How to Install a Prehung Exterior Door
Set the door on a level sill and use shims for a consistent gap between the door and the jamb.
Entry doors are one of the more expensive single purchases we make for our homes. It’s important to choose an entry door wisely, so that you get a door that performs well in terms of durability, energy efficiency, and basic function. Our entry doors also have a lot of impact on the character of our homes. Choosing the right style, material, and color for an entry door is important, too. Finally, it is important that you install you door well. Here we’ll show you how to install an entry prehung exterior door for proper function. Make sure that you finish the job with proper air sealing, the same way you would air-seal a window.

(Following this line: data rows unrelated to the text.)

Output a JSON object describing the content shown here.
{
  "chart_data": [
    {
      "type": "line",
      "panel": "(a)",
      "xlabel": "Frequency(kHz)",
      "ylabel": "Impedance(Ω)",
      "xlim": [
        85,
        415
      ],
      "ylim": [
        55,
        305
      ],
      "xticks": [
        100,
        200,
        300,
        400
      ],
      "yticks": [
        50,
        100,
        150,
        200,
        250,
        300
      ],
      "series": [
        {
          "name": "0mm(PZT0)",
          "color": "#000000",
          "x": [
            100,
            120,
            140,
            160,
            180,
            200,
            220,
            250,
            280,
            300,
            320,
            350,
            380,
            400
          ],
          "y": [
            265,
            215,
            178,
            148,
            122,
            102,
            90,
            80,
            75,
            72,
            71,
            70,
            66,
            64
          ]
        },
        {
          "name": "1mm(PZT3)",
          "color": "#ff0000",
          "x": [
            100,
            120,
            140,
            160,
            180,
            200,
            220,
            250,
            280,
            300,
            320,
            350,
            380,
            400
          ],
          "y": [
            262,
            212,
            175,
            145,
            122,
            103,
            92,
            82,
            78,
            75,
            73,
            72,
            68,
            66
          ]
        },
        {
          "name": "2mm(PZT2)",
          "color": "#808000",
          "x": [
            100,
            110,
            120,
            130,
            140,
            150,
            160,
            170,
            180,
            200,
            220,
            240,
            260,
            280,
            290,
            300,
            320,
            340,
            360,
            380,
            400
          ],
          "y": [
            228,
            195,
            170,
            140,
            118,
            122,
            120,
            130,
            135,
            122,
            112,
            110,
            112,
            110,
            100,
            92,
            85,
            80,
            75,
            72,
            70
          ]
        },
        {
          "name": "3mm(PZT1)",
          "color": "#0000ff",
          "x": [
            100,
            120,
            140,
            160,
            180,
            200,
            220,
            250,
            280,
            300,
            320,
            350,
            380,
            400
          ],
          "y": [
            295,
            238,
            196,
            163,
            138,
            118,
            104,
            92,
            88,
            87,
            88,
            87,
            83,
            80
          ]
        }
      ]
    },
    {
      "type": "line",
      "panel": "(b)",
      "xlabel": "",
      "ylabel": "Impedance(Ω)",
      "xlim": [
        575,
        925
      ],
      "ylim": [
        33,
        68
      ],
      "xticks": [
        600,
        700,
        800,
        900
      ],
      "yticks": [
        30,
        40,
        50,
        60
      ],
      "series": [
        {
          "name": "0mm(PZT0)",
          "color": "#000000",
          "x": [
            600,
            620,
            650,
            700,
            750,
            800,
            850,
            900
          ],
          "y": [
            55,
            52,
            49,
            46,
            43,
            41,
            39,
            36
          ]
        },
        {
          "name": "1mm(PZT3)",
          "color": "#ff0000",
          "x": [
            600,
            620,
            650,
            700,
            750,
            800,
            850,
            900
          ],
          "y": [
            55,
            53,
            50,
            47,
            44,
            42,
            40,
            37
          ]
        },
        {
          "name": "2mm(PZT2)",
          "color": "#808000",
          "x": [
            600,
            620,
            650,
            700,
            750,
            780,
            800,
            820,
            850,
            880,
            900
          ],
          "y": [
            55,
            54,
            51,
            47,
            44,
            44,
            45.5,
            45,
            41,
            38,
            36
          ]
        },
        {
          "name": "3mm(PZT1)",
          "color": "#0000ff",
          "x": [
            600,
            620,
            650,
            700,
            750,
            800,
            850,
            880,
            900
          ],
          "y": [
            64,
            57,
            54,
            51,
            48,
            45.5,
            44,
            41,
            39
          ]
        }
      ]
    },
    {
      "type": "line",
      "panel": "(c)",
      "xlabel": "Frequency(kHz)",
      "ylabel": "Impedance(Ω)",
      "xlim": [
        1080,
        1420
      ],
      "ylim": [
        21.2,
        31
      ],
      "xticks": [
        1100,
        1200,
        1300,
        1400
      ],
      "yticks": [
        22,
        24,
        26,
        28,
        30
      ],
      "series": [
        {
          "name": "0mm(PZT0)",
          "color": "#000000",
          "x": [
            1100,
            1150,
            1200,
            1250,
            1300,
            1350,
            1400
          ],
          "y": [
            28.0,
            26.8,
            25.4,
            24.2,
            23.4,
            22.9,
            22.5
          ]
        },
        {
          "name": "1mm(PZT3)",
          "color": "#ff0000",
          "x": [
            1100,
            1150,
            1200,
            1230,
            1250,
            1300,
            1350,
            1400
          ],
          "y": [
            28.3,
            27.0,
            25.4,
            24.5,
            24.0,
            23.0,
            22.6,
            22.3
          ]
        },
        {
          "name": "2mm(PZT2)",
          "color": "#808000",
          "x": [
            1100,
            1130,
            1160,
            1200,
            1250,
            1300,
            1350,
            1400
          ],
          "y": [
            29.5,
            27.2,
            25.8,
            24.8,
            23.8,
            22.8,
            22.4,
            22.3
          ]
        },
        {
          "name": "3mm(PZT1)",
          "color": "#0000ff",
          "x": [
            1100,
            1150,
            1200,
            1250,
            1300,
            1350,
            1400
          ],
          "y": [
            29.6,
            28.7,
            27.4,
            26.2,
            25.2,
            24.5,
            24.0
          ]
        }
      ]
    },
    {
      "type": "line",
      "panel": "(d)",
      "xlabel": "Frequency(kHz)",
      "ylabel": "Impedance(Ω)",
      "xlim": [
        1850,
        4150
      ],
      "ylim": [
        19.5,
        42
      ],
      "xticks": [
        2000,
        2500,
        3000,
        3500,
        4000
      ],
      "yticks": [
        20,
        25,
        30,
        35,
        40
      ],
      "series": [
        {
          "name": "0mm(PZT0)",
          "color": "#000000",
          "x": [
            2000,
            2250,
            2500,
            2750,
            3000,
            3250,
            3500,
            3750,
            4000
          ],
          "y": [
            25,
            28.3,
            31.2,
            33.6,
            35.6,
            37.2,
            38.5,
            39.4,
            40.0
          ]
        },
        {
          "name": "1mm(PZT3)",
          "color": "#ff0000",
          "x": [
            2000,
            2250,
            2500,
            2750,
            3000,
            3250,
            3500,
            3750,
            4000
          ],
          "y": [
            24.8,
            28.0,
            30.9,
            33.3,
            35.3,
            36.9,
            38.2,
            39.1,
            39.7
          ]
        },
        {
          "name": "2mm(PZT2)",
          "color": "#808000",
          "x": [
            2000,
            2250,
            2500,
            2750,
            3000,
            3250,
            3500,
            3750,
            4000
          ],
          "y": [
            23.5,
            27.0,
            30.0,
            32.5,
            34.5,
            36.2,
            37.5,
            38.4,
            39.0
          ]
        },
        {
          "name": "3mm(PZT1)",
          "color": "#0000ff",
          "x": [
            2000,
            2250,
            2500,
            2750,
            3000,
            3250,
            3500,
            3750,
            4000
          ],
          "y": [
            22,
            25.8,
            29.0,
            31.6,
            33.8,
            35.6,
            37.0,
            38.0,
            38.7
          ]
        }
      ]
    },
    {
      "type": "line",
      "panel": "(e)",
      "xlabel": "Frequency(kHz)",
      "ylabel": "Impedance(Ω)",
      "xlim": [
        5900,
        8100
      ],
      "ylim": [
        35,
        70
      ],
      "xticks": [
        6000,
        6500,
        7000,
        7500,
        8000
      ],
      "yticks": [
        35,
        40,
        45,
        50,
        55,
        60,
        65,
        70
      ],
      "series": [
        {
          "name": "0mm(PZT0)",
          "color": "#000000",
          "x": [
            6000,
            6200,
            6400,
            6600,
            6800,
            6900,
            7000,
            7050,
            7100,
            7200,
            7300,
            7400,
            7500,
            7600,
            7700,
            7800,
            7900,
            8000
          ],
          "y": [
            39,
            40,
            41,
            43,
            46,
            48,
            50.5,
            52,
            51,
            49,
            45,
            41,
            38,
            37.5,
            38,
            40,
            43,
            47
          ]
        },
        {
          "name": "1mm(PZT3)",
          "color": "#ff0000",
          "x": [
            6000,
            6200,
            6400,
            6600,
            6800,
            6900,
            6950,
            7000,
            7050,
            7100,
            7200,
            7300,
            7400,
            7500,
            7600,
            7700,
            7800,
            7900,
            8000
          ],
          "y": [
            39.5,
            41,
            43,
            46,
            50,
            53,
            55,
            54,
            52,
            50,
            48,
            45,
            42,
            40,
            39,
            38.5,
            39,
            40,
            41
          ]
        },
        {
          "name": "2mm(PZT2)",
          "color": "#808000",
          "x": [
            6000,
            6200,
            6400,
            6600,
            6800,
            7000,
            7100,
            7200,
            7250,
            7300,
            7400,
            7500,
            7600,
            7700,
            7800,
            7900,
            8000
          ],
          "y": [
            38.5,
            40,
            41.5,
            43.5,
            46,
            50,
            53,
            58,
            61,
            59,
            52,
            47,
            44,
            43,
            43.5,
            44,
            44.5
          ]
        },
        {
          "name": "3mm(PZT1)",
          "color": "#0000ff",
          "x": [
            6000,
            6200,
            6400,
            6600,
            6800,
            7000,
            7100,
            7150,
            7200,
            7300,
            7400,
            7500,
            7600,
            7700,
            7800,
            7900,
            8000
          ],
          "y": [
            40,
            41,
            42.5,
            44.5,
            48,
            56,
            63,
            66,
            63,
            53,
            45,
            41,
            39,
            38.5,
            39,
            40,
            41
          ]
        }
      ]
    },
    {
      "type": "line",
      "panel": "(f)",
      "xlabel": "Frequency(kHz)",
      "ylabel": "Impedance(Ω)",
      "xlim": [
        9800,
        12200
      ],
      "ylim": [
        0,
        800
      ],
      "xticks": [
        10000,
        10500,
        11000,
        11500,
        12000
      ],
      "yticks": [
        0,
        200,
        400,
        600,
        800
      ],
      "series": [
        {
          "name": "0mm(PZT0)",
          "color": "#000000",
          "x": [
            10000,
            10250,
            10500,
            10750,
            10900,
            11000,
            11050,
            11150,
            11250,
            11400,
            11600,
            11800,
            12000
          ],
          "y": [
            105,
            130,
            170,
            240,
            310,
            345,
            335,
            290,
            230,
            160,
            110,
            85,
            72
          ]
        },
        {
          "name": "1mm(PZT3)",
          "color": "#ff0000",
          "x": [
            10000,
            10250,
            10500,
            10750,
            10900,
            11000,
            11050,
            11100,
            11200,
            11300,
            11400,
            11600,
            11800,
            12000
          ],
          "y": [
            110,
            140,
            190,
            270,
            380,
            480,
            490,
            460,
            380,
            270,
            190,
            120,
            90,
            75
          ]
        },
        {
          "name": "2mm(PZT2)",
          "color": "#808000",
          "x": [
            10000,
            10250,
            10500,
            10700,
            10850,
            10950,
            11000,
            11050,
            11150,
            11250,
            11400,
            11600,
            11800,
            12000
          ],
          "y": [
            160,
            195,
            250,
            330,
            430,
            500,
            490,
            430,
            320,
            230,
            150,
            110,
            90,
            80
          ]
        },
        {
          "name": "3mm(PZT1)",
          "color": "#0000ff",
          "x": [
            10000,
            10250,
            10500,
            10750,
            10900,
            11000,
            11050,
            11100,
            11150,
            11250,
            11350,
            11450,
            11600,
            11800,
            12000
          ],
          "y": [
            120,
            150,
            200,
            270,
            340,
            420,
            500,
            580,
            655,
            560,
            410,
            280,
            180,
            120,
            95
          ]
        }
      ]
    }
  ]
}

First, check the rough sill for level
Installing a prehung exterior door is straightforward. Assuming the wall is plumb and that the rough sill and opening are flashed, the first step is to check the rough sill for level. If it isn’t level, set the door unit in place, and shim the low side until it is level. Add shims about every 6 in. for solid support. Remove the door unit without disturbing the shims, then bed the shims in window and door sealant.
Before placing the door in the opening permanently, squeeze several thick beads of sealant across the top of the sill flashing to keep out wind and rain.
Place the door from the outside
Most prehung doors are held closed for handling with some sort of bracket that fastens from the inside. If there’s another way into the house, I leave this bracket in place for convenience. If this is the only easy way into the house, then I remove the bracket before proceeding so that I can get in the house through the new door.
Working from the outside, guide the unit into the opening, leading with the sill. When you feel the bottom of the door trim hit the side of the house, let the unit slide down until its sill rests on the rough sill. Push the top in until the trim is tight to the house.
Drive one 2-1⁄2-in. deck screw through the door trim near the top hinge. This holds the door and allows adjustments while you continue working from the inside.
Shim the door plumb
You already shimmed the door sill level, so you can pretty much put away your level. Now it’s a matter of shimming and fastening the unit so that the gaps between the door and the frame are uniform. Assuming the door is square, the unit will automatically be plumb when it’s properly shimmed. Look first at the top of the door on the latch side. If the gap here is narrow, shimming the near bottom of the door frame at the latch side should open it up. If the gap is wide, shimming behind the lower hinge should close it.
Once you’re happy with the gaps, shim behind each hinge, and replace the two innermost screws at each hinge with a 2-1⁄2-in. screw driven into the stud. Moving to the latch side, shim behind the latch and about 12 in. above and below the latch to even out the gaps. Each set of shims should get two screws, one through the inner side and one through the outer side of the jamb.
After you’ve shimmed and screwed the frame, check the door’s function. It should open and close without hitting the frame. If it hits the frame, back out the screws, adjust the shims, and rescrew. Once the door functions well, score the shims with a knife, and snap them off. Finally, go outside and use 2-1⁄2-in. deck screws spaced about every 12 in. to screw the door trim to the house.
Step By Step
|7. Adjust the latch jamb. Once the hinge side jamb is fastened, shim behind the latch-side jamb to even the gap.||8. Fasten the jambs. Double-check the gap around the door, then drive two screws through each set of shims and into the framing.|
Start with two shims made from cedar shingles. Insert one thick end first, then insert the second so that the tapers oppose each other. Sometimes there’s room for only one shim. At other times, the studs will have warped, and you’ll need to insert shims with their tapers running in the same direction. Cut the shims as needed so that the fat end is the right thickness.